Kanban is a method of dealing with complex development work and originates from the agile tradition. Agile is an iterative approach to product development. It acknowledges the uncertainty of product development and enables self-organising teams to respond to changes on an ongoing basis. Today, no business has the luxury of being able to develop a product over a period of many years or months in a black box, without any feedback. This means it is now more important than ever to get products or components to meet market expectations as soon as they are released.
Kanban helps development teams to build the right products, with the least amount of blockers and in the shortest possible time. All this to get fast feedback on what is being made. Kanban is about visualising your team's work through a whiteboard layout, which prevents a situation with too many simultaneous tasks from arising and continually improves workflow. Kanban teams focus on reducing the time it takes from the design of a user story to the point where the functionality can be tested.

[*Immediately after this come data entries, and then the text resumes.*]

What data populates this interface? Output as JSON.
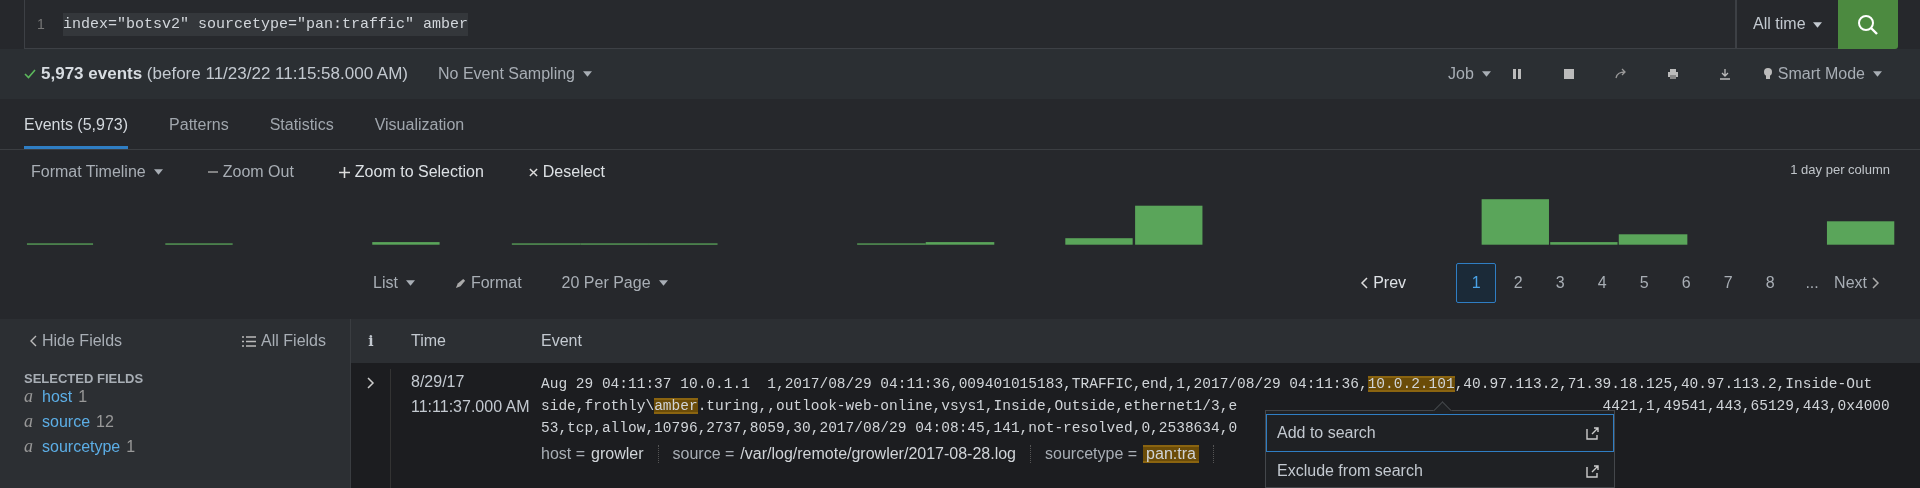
{
  "search": {
    "line_number": "1",
    "query": "index=\"botsv2\" sourcetype=\"pan:traffic\" amber",
    "time_range": "All time"
  },
  "status": {
    "count": "5,973 events",
    "detail": "(before 11/23/22 11:15:58.000 AM)",
    "sampling": "No Event Sampling",
    "job": "Job",
    "mode": "Smart Mode"
  },
  "tabs": [
    {
      "label": "Events (5,973)",
      "selected": true
    },
    {
      "label": "Patterns",
      "selected": false
    },
    {
      "label": "Statistics",
      "selected": false
    },
    {
      "label": "Visualization",
      "selected": false
    }
  ],
  "timeline": {
    "format": "Format Timeline",
    "zoom_out": "Zoom Out",
    "zoom_selection": "Zoom to Selection",
    "deselect": "Deselect",
    "scale": "1 day per column"
  },
  "results": {
    "list": "List",
    "format": "Format",
    "per_page": "20 Per Page",
    "prev": "Prev",
    "next": "Next",
    "pages": [
      {
        "label": "1",
        "selected": true
      },
      {
        "label": "2",
        "selected": false
      },
      {
        "label": "3",
        "selected": false
      },
      {
        "label": "4",
        "selected": false
      },
      {
        "label": "5",
        "selected": false
      },
      {
        "label": "6",
        "selected": false
      },
      {
        "label": "7",
        "selected": false
      },
      {
        "label": "8",
        "selected": false
      },
      {
        "label": "...",
        "selected": false
      }
    ]
  },
  "fields": {
    "hide": "Hide Fields",
    "all": "All Fields",
    "section": "SELECTED FIELDS",
    "items": [
      {
        "type": "a",
        "name": "host",
        "count": "1"
      },
      {
        "type": "a",
        "name": "source",
        "count": "12"
      },
      {
        "type": "a",
        "name": "sourcetype",
        "count": "1"
      }
    ]
  },
  "table": {
    "columns": [
      "i",
      "Time",
      "Event"
    ],
    "rows": [
      {
        "expanded": false,
        "time": [
          "8/29/17",
          "11:11:37.000 AM"
        ],
        "lines": [
          {
            "segments": [
              {
                "text": "Aug 29 04:11:37 10.0.1.1  1,2017/08/29 04:11:36,009401015183,TRAFFIC,end,1,2017/08/29 04:11:36,",
                "match": false
              },
              {
                "text": "10.0.2.101",
                "match": true
              },
              {
                "text": ",40.97.113.2,71.39.18.125,40.97.113.2,Inside-Out",
                "match": false
              }
            ]
          },
          {
            "segments": [
              {
                "text": "side,frothly\\",
                "match": false
              },
              {
                "text": "amber",
                "match": true
              },
              {
                "text": ".turing,,outlook-web-online,vsys1,Inside,Outside,ethernet1/3,e",
                "match": false
              }
            ],
            "after_menu": "4421,1,49541,443,65129,443,0x4000"
          },
          {
            "segments": [
              {
                "text": "53,tcp,allow,10796,2737,8059,30,2017/08/29 04:08:45,141,not-resolved,0,2538634,0",
                "match": false
              }
            ]
          }
        ],
        "fields": [
          {
            "key": "host =",
            "value": "growler",
            "match": false
          },
          {
            "key": "source =",
            "value": "/var/log/remote/growler/2017-08-28.log",
            "match": false
          },
          {
            "key": "sourcetype =",
            "value": "pan:tra",
            "match": true
          }
        ]
      }
    ]
  },
  "context_menu": {
    "items": [
      {
        "label": "Add to search",
        "selected": true
      },
      {
        "label": "Exclude from search",
        "selected": false
      }
    ]
  }
}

What’s the difference between Kanban and Scrum?
Kanban and Scrum are two different strategies for implementing an agile development framework. The Kanban methodologies are continuous and more fluid, while scrum is based on short, structured and fixed sprint intervals. A newly established team often starts with scrum in order to establish a fixed framework around the development. As the team matures and the way of working and pace becomes established, a switch is made to Kanban. Common to both strategies is the creation of learning loops in order to quickly collect and incorporate end-user feedback.
At Cegal, Kanban is used by well-established teams working on software development or further development, where fast feedback is essential for the product's directional shift. When working on software development, it is important to use methods that support flexibility in implementation, while at the same time the team needs a fixed framework for task flow and control. As a result, more and more Cegal teams have started using Kanban as their working method.